Two small caps that are benefiting from wireless demand are WPCS International Inc. (Nasdaq: WPCS) and Anaren, Inc. (Nasdaq: ANEN).
WPCS International
WPCS provides design-build engineering services for specialty communication systems and wireless infrastructure, including site design, integration, structured cabling, electrical contracting, trenching, construction and maintenance. Its customers include businesses, government agencies and educational institutions.
This month, WPCS announced $4.6 million in new contract awards, including projects for the North Tahoe Public Utility district, the County of Sacramento, St. Joseph’s University, ADT, Connecticut Water, the U.S. Navy, Rutgers University and the Port Authority of New York and New Jersey. In the fiscal year ended April 30, 2007, WPCS’ revenues grew 34% year-over-year to $70 million from $52 million, and earnings climbed to $4.6 million, or $0.72 per share, from a net loss of $1.6 million, or $0.40 per share, last year. Recent acquisitions support a favorable future growth outlook.
Also this month the company acquired two businesses, Major Electric and Max Engineering, which together represent nearly $18 million in annual sales. Both acquired businesses have historically been profitable. Analysts expect WPCS to produce 22% growth this year, and we forecast longer-term growth approaching 20% annually.
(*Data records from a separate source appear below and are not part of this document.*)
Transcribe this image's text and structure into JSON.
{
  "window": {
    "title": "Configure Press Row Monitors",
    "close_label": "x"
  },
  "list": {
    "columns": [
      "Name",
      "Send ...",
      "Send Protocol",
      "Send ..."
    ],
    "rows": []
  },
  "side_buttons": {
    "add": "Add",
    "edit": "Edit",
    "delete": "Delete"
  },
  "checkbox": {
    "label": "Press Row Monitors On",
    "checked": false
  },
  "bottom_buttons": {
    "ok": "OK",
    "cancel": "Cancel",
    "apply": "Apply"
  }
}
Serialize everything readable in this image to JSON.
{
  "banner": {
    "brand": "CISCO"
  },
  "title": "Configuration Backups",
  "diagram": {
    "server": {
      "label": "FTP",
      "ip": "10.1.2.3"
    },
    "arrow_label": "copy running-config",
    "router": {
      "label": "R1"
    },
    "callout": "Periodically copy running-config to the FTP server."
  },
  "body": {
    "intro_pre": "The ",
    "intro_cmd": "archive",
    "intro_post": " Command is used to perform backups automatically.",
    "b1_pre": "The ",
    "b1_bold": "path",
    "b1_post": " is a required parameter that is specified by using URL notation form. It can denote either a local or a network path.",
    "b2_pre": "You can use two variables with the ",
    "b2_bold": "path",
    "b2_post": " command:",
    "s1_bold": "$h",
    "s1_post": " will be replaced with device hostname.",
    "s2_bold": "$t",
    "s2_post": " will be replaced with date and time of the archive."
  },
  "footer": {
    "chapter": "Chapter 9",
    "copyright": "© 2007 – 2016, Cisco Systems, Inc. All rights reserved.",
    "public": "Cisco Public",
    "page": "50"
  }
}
Our $16 price target for WPCS is 50% above the current share price.
Anaren
Anaren designs, develops, manufactures and sells highly integrated microwave component assemblies and subsystems for the wireless communications, satellite communications and defense electronic markets.
Recent contract awards for this company include a $6 million contract with Lockheed Martin Corporation (NYSE: LMT) for radar warning receiver subassemblies, an $11 million contract with Northrop Grumman Corporation (NYSE: NOC) for assemblies used in S-band radar, a $4.9 million military contract and an $8 million contract with Lockheed Martin for radar on a military helicopter.
During the nine months ended March 31, 2007, this company increased sales 22% year-over-year to $93 million from $76 million and grew income 61.5% year-over-year to $13.1 million from $8.1 million. Because of an accounting error by its China subsidiary, Anaren believes it will likely be required to restate nine-month earnings and anticipates earnings for the nine months ended March 31, 2007 ranging around $11.9 million, or $0.66 per share, up from $$7.5 million, or $0.42 per share, in the same period last year.
Analysts predict this company will generate 26% growth this year and longer-term growth averaging 15% annually. Our $22 price target for Anaren is about 25% above the current share price.